Porra... Não falam que eu falo muito palavrão? Então vou testar com um porra... (Risos) Já tá gravando né? Eu não gosto de dar entrevista, só topei porque… bem… deixa pra lá, mas não vem com gracinha aqui que eu encerro, tá oquei? Encerro mesmo. Vamos lá! Agora tá gravando né? (Aproxima bem a boca do gravador) Porra.

Sempre baseei meus princípios na verdade, sou militar, todo mundo sabe. E militar preza pela verdade. Eu já falei muito sobre isso, era garoto em Eldorado. Vivia na mata, com os bichos, conhecia as trilhas. Quando soube que estavam lá, me voluntariei, sou patriota, sempre fui patriota. Até que pegaram o Lamarca, mas foi lá na Bahia. 

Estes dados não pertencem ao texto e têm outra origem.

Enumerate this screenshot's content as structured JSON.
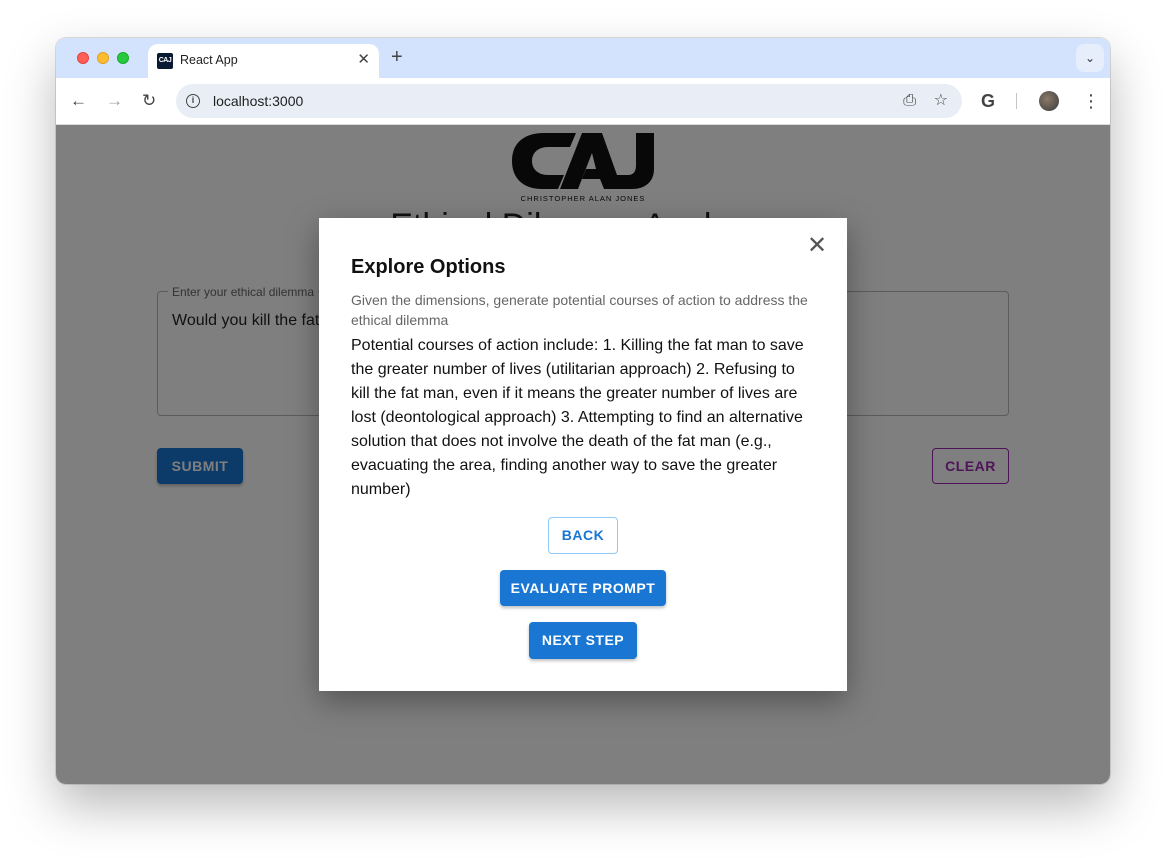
{
  "browser": {
    "tab_title": "React App",
    "tab_favicon_text": "CAJ",
    "tab_close": "✕",
    "new_tab": "+",
    "tab_menu": "⌄",
    "url": "localhost:3000",
    "icons": {
      "back": "←",
      "forward": "→",
      "reload": "↻",
      "info": "i",
      "install": "⎙",
      "star": "☆",
      "google": "G",
      "menu": "⋮"
    }
  },
  "page": {
    "logo": {
      "text": "CAJ",
      "subtitle": "CHRISTOPHER ALAN JONES"
    },
    "title": "Ethical Dilemma Analyzer",
    "dilemma_label": "Enter your ethical dilemma",
    "dilemma_text": "Would you kill the fat man?",
    "submit_label": "SUBMIT",
    "clear_label": "CLEAR"
  },
  "modal": {
    "close": "✕",
    "title": "Explore Options",
    "subtitle": "Given the dimensions, generate potential courses of action to address the ethical dilemma",
    "body": "Potential courses of action include: 1. Killing the fat man to save the greater number of lives (utilitarian approach) 2. Refusing to kill the fat man, even if it means the greater number of lives are lost (deontological approach) 3. Attempting to find an alternative solution that does not involve the death of the fat man (e.g., evacuating the area, finding another way to save the greater number)",
    "back_label": "BACK",
    "evaluate_label": "EVALUATE PROMPT",
    "next_label": "NEXT STEP"
  },
  "colors": {
    "primary": "#1976d2",
    "secondary": "#9c27b0",
    "backdrop": "rgba(0,0,0,0.5)",
    "tabbar": "#d3e3fd"
  }
}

Porra... você já vem com isso? (Levemente irritado) Olha, eu combinei de falar de tudo que era polêmico então eu vou falar porque tenho palavra, vou falar. (Tentando ser simpático) Por mim eu matava uns trinta mil, foi isso mesmo que eu disse, não foi? E por que não? (Risos) Vão morrer alguns inocentes? (Batendo as costas de uma mão na outra) Tudo bem. (Risos) E daí? (Mais risos) As pessoas vão morrer um dia, não vão? É o destino de todo mundo. Se eu fosse presidente eu... (Muito irritado com a interrupção) Como é? Olha que eu encerro.

(Voltando à normalidade, bastante contrariado) Mas na época eu achava que tinha sido uma das falhas do regime militar, fazer uma limpa. Agora veja o que fizeram depois da abertura e especialmente depois da eleição da esquerda. Você acha justo com o país, com o cidadão de bem?

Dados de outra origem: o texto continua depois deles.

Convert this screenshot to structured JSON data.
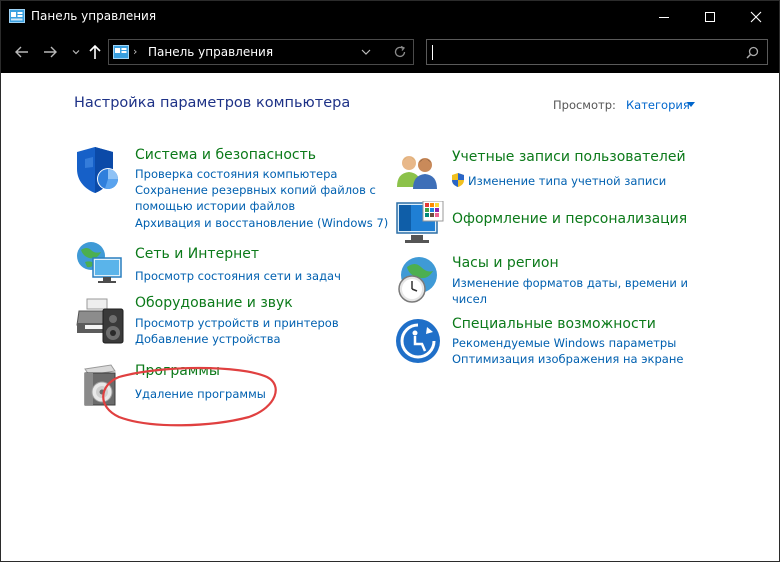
{
  "window": {
    "title": "Панель управления"
  },
  "address": {
    "crumb": "Панель управления",
    "search_value": ""
  },
  "content": {
    "heading": "Настройка параметров компьютера",
    "view_by_label": "Просмотр:",
    "view_by_value": "Категория"
  },
  "left_categories": [
    {
      "title": "Система и безопасность",
      "links": [
        "Проверка состояния компьютера",
        "Сохранение резервных копий файлов с",
        "помощью истории файлов",
        "Архивация и восстановление (Windows 7)"
      ]
    },
    {
      "title": "Сеть и Интернет",
      "links": [
        "Просмотр состояния сети и задач"
      ]
    },
    {
      "title": "Оборудование и звук",
      "links": [
        "Просмотр устройств и принтеров",
        "Добавление устройства"
      ]
    },
    {
      "title": "Программы",
      "links": [
        "Удаление программы"
      ]
    }
  ],
  "right_categories": [
    {
      "title": "Учетные записи пользователей",
      "links": [
        "Изменение типа учетной записи"
      ]
    },
    {
      "title": "Оформление и персонализация",
      "links": []
    },
    {
      "title": "Часы и регион",
      "links": [
        "Изменение форматов даты, времени и",
        "чисел"
      ]
    },
    {
      "title": "Специальные возможности",
      "links": [
        "Рекомендуемые Windows параметры",
        "Оптимизация изображения на экране"
      ]
    }
  ],
  "colors": {
    "heading": "#1e3287",
    "category_title": "#0c7a1a",
    "link": "#0060b0",
    "annotation": "#e04040"
  }
}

Vou, vou falar disso daí também, mas vou falar do meu jeito, como aconteceu, você quer saber ou não o que aconteceu? Tem sim, tem essa história da bomba, mas você já viu quanto ganhava um militar na época? Até eu assumir era um horror. (Se descontrai) Assumir a presidência! Que fique claro (risos) Iam morrer alguns? Iam, mas e daí? Gosto dessa expressão e daí, ela serve pra tudo (risos) Ah, isso eu continuo achando. Gripezinha resfriadinho... comigo não! Tenho corpo de atleta. Isso foi muito deturpado, mas quem pratica atividades não tem problema com esse vírus aí. E digo mais: tem que ver se é vírus mesmo porque a China não é santa... São comunistas. Eu prezo pelo comércio bilateral e quero o melhor para os brasileiros, mas não podemos esquecer que eles são comunistas. No fim a população vai ver que foi enganada, é uma pena. (Enfático) E depois não venham querer jogar a responsabilidade em mim! O que eles estão fazendo é um crime e a verdade vai ser restabelecida. Eles vão ver que foram enganados. Espero que não seja tarde, foram políticos irresponsáveis. Destroçaram a economia e pra quê? Só pra detonar o meu governo?

Sempre fui eleito em todos os cargos da minha vida até o cargo máximo. Passei mais de trinta anos no Congresso debatendo e também engolindo muita provocação da esquerda. E agora que eu cheguei aqui querem acabar comigo por quê? Por que querem acabar comigo, eu te pergunto? (Silêncio) Então, tá vendo? Eu sou o representante máximo do povo brasileiro. Posso fazer o que eu quiser? Claro que não. Respeito a Constituição, mas tenho meu limite. Os outros também devem respeitar. O povo sabe que estão me perseguindo. Ah, você sabe melhor do que eu. Não vou falar porque vão dizer que sou antidemocrático. Vou pular essa.

(Delirando) Se eu fosse falar nos seus termos eu diria de mim mesmo que sou um verme. O verme corrói por dentro e eu sempre fui eleito, veja o que está acontecendo agora. Verme. Você já me viu comendo com as mãos? É uma coisa nojenta, mas o fato é que eu não tenho condições de usar talheres e de falar nos seus termos e até me surpreendo um pouco agora com essa frase que falei porque eu desprezo seus termos. Pra mim o verme é você e você tem que ser eliminado. Não é pessoal.

Acabou, porra!
Porra!

(Retornado do delírio) O problema é que o Brasil tá muito mimizento, ninguém aguenta mais isso. Chega.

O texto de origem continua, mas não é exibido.